The holes punctured through several homes was enough to causing ceilings to collapse, leaving scores of people to sit out the night with friends or relatives or seek shelter in motels.
Among the worst hit, Lakeside Dve couple Peter and Kathy Morcus, who watched helplessly as the hail first smashed their roof to bits, before the rain entered and their ceilings collapsed in almost every room.
"They were like gunshots coming down on us," Mr Morcus said.
"I have lived in Ellen Grove and Forest Lake before living here and I have never seen or heard anything like it.
"They were the size of tennis balls.
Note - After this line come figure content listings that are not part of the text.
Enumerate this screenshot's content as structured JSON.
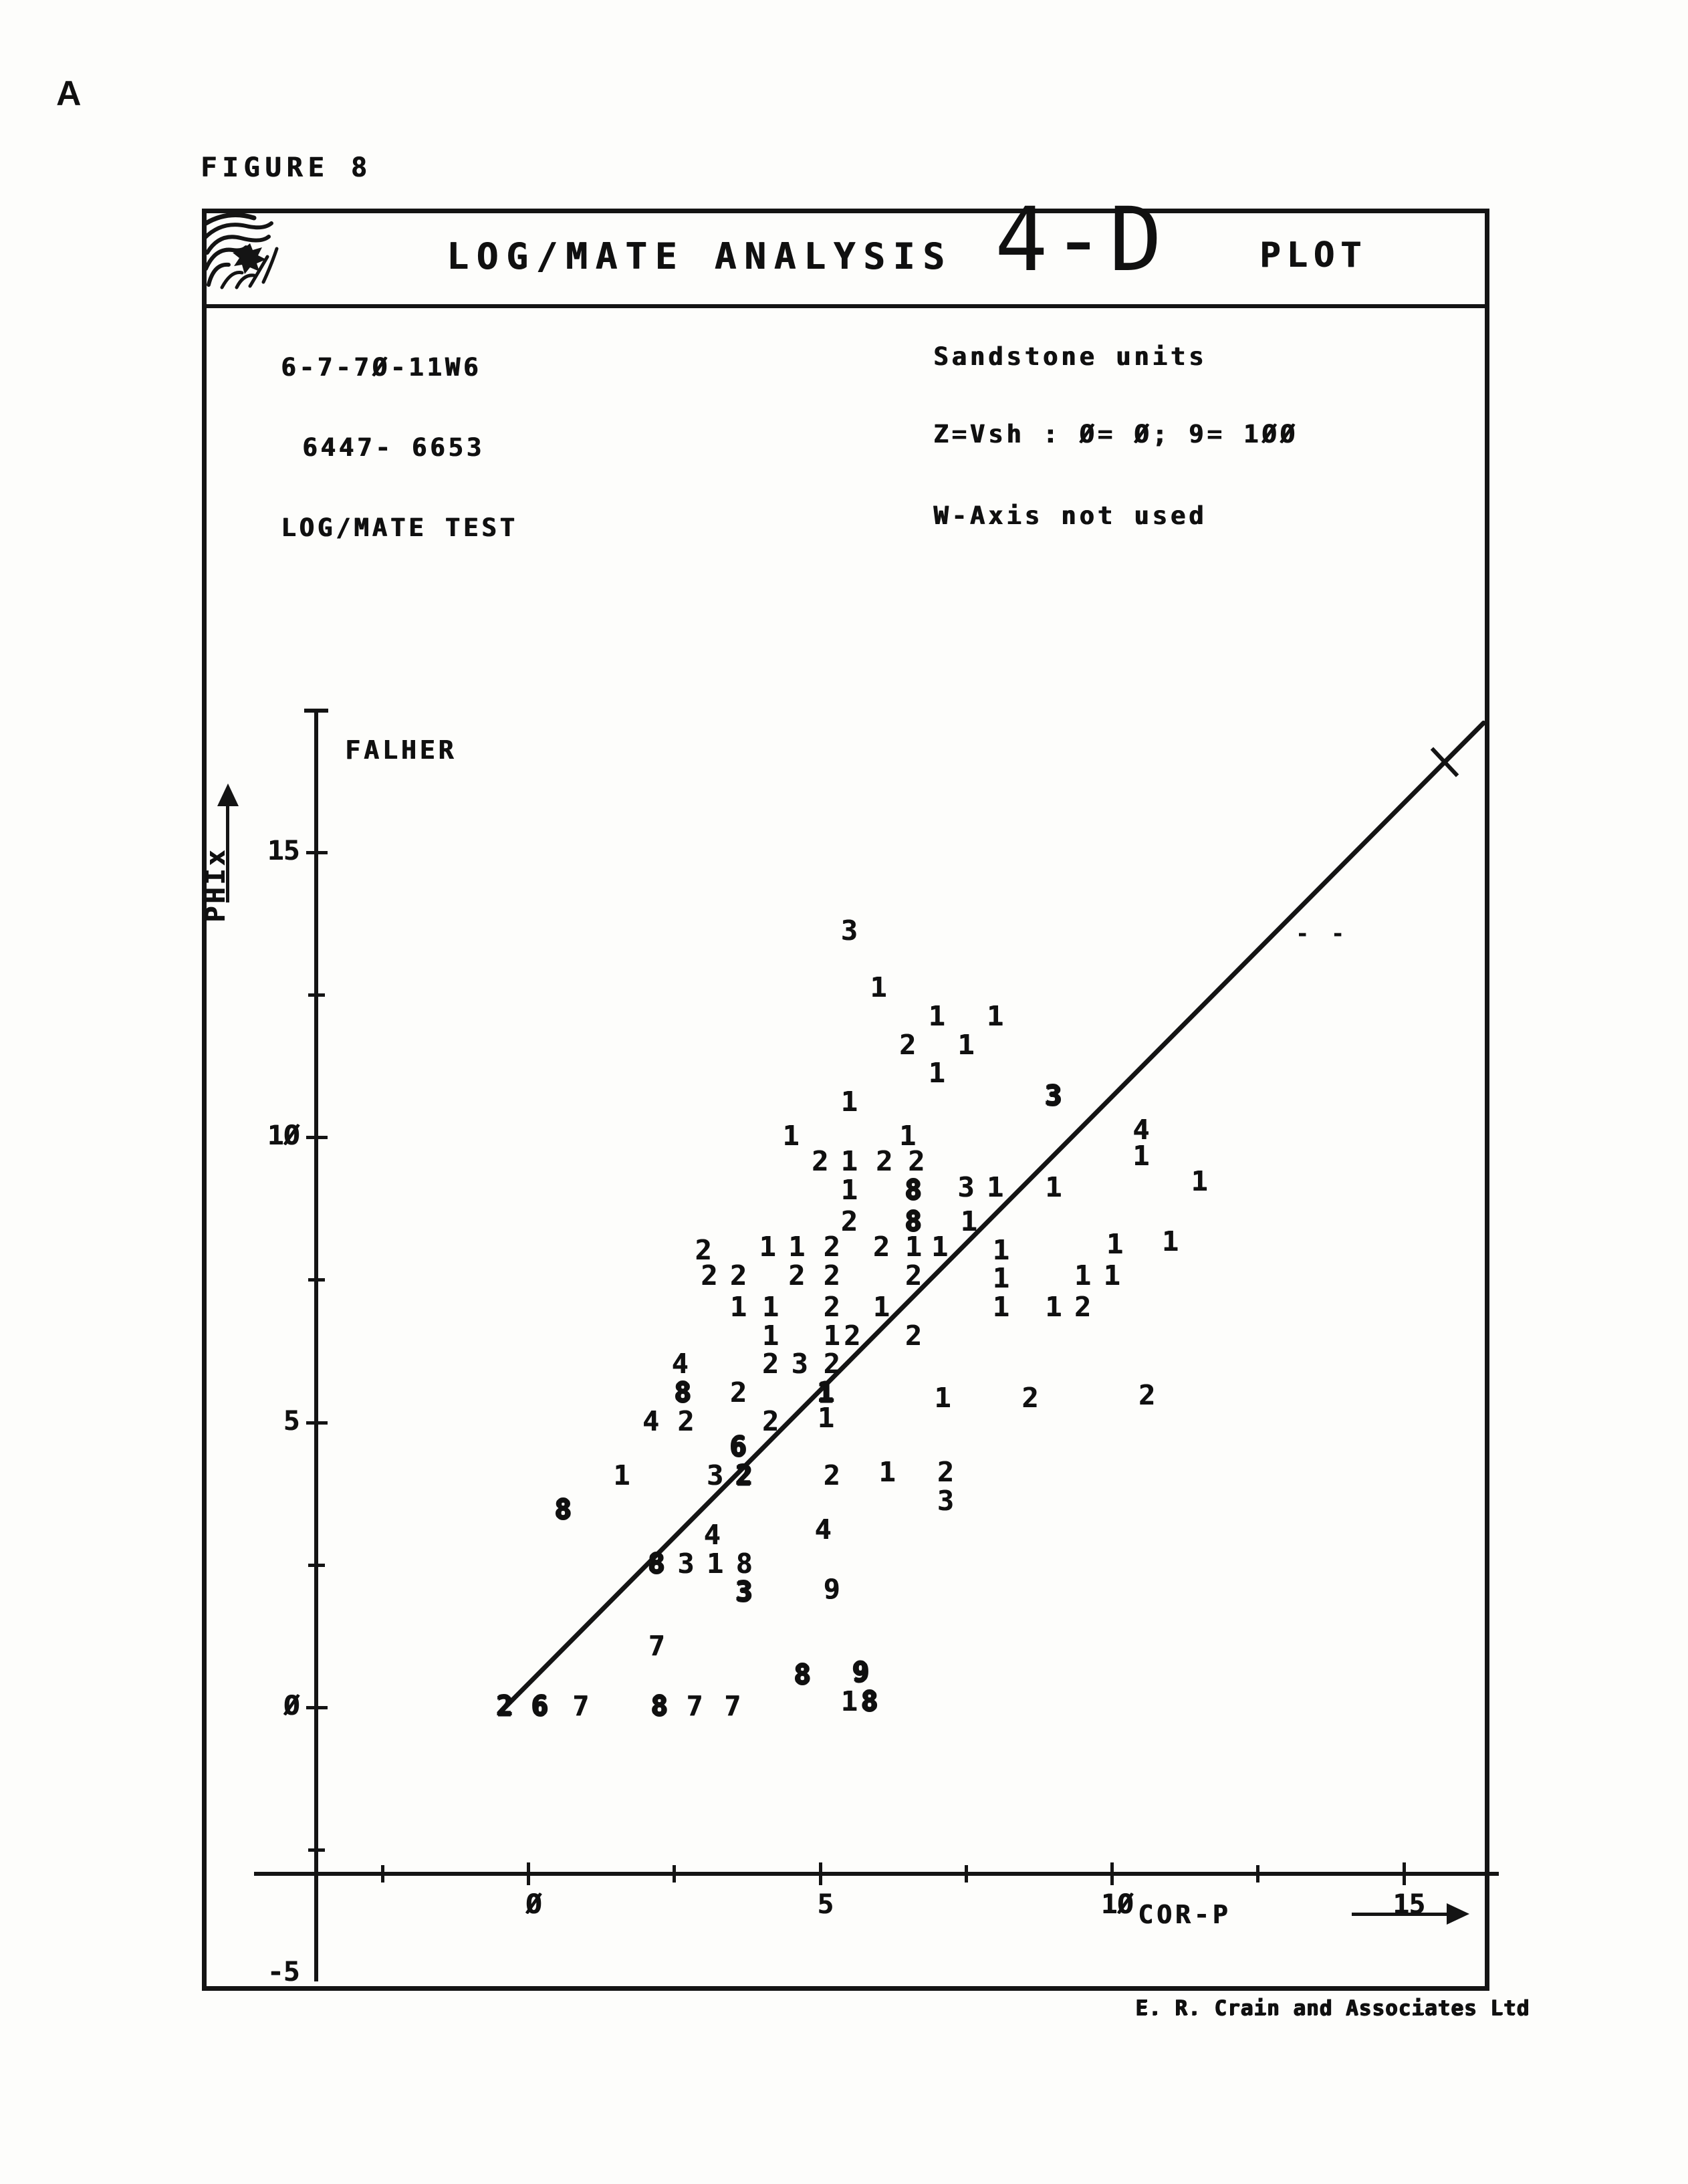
{
  "page": {
    "corner_label": "A",
    "figure_label": "FIGURE 8"
  },
  "header": {
    "title_left": "LOG/MATE ANALYSIS",
    "title_mid": "4-D",
    "title_right": "PLOT",
    "logo_icon": "scribble-stamp-icon"
  },
  "info": {
    "well_location": "6-7-7Ø-11W6",
    "depth_interval": "6447- 6653",
    "test_name": "LOG/MATE TEST",
    "lithology": "Sandstone units",
    "z_legend": "Z=Vsh : Ø= Ø; 9= 1ØØ",
    "w_axis_note": "W-Axis not used"
  },
  "footer": {
    "credit": "E. R. Crain and Associates Ltd"
  },
  "chart_data": {
    "type": "scatter",
    "title": "LOG/MATE ANALYSIS 4-D PLOT",
    "formation_label": "FALHER",
    "xlabel": "COR-P",
    "ylabel": "PHIx",
    "xlim": [
      -5,
      17
    ],
    "ylim": [
      -5,
      17.5
    ],
    "grid": false,
    "x_ticks": [
      0,
      5,
      10,
      15
    ],
    "x_tick_labels": [
      "Ø",
      "5",
      "1Ø",
      "15"
    ],
    "x_minor_ticks": [
      -2.5,
      2.5,
      7.5,
      12.5
    ],
    "y_ticks": [
      15,
      10,
      5,
      0,
      -5
    ],
    "y_tick_labels": [
      "15",
      "1Ø",
      "5",
      "Ø",
      "-5"
    ],
    "y_minor_ticks": [
      12.5,
      7.5,
      2.5,
      -2.5
    ],
    "marker_meaning": "digit = Z value (Vsh class, 0=0%, 9=100%); bold = overstruck multiple points",
    "regression_line": {
      "x1": -0.5,
      "y1": -0.1,
      "x2": 16.4,
      "y2": 17.3
    },
    "line_end_tick_x": 15.7,
    "stray_mark": {
      "x": 13.15,
      "y": 13.8,
      "text": "- -"
    },
    "points": [
      [
        5.5,
        13.6,
        "3"
      ],
      [
        6.0,
        12.6,
        "1"
      ],
      [
        7.0,
        12.1,
        "1"
      ],
      [
        8.0,
        12.1,
        "1"
      ],
      [
        6.5,
        11.6,
        "2"
      ],
      [
        7.5,
        11.6,
        "1"
      ],
      [
        7.0,
        11.1,
        "1"
      ],
      [
        5.5,
        10.6,
        "1"
      ],
      [
        9.0,
        10.7,
        "3",
        1
      ],
      [
        4.5,
        10.0,
        "1"
      ],
      [
        6.5,
        10.0,
        "1"
      ],
      [
        10.5,
        10.1,
        "4"
      ],
      [
        10.5,
        9.65,
        "1"
      ],
      [
        11.5,
        9.2,
        "1"
      ],
      [
        5.0,
        9.55,
        "2"
      ],
      [
        5.5,
        9.55,
        "1"
      ],
      [
        6.1,
        9.55,
        "2"
      ],
      [
        6.65,
        9.55,
        "2"
      ],
      [
        5.5,
        9.05,
        "1"
      ],
      [
        6.6,
        9.05,
        "8",
        1
      ],
      [
        7.5,
        9.1,
        "3"
      ],
      [
        8.0,
        9.1,
        "1"
      ],
      [
        9.0,
        9.1,
        "1"
      ],
      [
        5.5,
        8.5,
        "2"
      ],
      [
        6.6,
        8.5,
        "8",
        1
      ],
      [
        7.55,
        8.5,
        "1"
      ],
      [
        3.0,
        8.0,
        "2"
      ],
      [
        4.1,
        8.05,
        "1"
      ],
      [
        4.6,
        8.05,
        "1"
      ],
      [
        5.2,
        8.05,
        "2"
      ],
      [
        6.05,
        8.05,
        "2"
      ],
      [
        6.6,
        8.05,
        "1"
      ],
      [
        7.05,
        8.05,
        "1"
      ],
      [
        8.1,
        8.0,
        "1"
      ],
      [
        10.05,
        8.1,
        "1"
      ],
      [
        11.0,
        8.15,
        "1"
      ],
      [
        3.1,
        7.55,
        "2"
      ],
      [
        3.6,
        7.55,
        "2"
      ],
      [
        4.6,
        7.55,
        "2"
      ],
      [
        5.2,
        7.55,
        "2"
      ],
      [
        6.6,
        7.55,
        "2"
      ],
      [
        8.1,
        7.5,
        "1"
      ],
      [
        9.5,
        7.55,
        "1"
      ],
      [
        10.0,
        7.55,
        "1"
      ],
      [
        3.6,
        7.0,
        "1"
      ],
      [
        4.15,
        7.0,
        "1"
      ],
      [
        5.2,
        7.0,
        "2"
      ],
      [
        6.05,
        7.0,
        "1"
      ],
      [
        8.1,
        7.0,
        "1"
      ],
      [
        9.0,
        7.0,
        "1"
      ],
      [
        9.5,
        7.0,
        "2"
      ],
      [
        4.15,
        6.5,
        "1"
      ],
      [
        5.2,
        6.5,
        "1"
      ],
      [
        5.55,
        6.5,
        "2"
      ],
      [
        6.6,
        6.5,
        "2"
      ],
      [
        2.6,
        6.0,
        "4"
      ],
      [
        4.15,
        6.0,
        "2"
      ],
      [
        4.65,
        6.0,
        "3"
      ],
      [
        5.2,
        6.0,
        "2"
      ],
      [
        2.65,
        5.5,
        "8",
        1
      ],
      [
        3.6,
        5.5,
        "2"
      ],
      [
        5.1,
        5.5,
        "1",
        1
      ],
      [
        7.1,
        5.4,
        "1"
      ],
      [
        8.6,
        5.4,
        "2"
      ],
      [
        10.6,
        5.45,
        "2"
      ],
      [
        2.1,
        5.0,
        "4"
      ],
      [
        2.7,
        5.0,
        "2"
      ],
      [
        4.15,
        5.0,
        "2"
      ],
      [
        5.1,
        5.05,
        "1"
      ],
      [
        3.6,
        4.55,
        "6",
        1
      ],
      [
        1.6,
        4.05,
        "1"
      ],
      [
        3.2,
        4.05,
        "3"
      ],
      [
        3.7,
        4.05,
        "2",
        1
      ],
      [
        5.2,
        4.05,
        "2"
      ],
      [
        6.15,
        4.1,
        "1"
      ],
      [
        7.15,
        4.1,
        "2"
      ],
      [
        7.15,
        3.6,
        "3"
      ],
      [
        0.6,
        3.45,
        "8",
        1
      ],
      [
        3.15,
        3.0,
        "4"
      ],
      [
        5.05,
        3.1,
        "4"
      ],
      [
        2.2,
        2.5,
        "8",
        1
      ],
      [
        2.7,
        2.5,
        "3"
      ],
      [
        3.2,
        2.5,
        "1"
      ],
      [
        3.7,
        2.5,
        "8"
      ],
      [
        3.7,
        2.0,
        "3",
        1
      ],
      [
        5.2,
        2.05,
        "9"
      ],
      [
        2.2,
        1.05,
        "7"
      ],
      [
        4.7,
        0.55,
        "8",
        1
      ],
      [
        5.7,
        0.6,
        "9",
        1
      ],
      [
        -0.4,
        0.0,
        "2",
        1
      ],
      [
        0.2,
        0.0,
        "6",
        1
      ],
      [
        0.9,
        0.0,
        "7"
      ],
      [
        2.25,
        0.0,
        "8",
        1
      ],
      [
        2.85,
        0.0,
        "7"
      ],
      [
        3.5,
        0.0,
        "7"
      ],
      [
        5.5,
        0.08,
        "1"
      ],
      [
        5.85,
        0.08,
        "8",
        1
      ]
    ]
  }
}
My son-in-law was over helping us with a lounge and 10 seconds later the ceiling collapsed on him. Luckily he was OK.
"We were getting ready to leave the house and another bit of ceiling came down."
The couple has lived in the home for six years and had just finished getting the way they liked.
They spent Saturday night with family.
A few hundred metres down the street, the Milne family lost a vehicle, solar panels and hundreds of roof tiles, but managed to escape the massive ceiling damage.
Nicole Milne, her husband Wade and their son Kaden were put up for the night in a motel by their insurance company.

Mrs Milne said her home-based childcare business would have to be put on hold while the extent of the damage was assessed and repaired.
"We feel as though we are lucky here, because the water hasn't pooled up too much in the ceiling like it has for other people," she said.

Mr Milne said the approaching storm "sounded like a freight train coming", and delivered even worse.
"There are divots in the ground from the hail," he said.
"The roar was followed by the thud of meteorites hitting the roof.
"You could hear the roof tiles smashing."
More than 3000 Springfield Lakes homes lost power yesterday afternoon and remain without power today.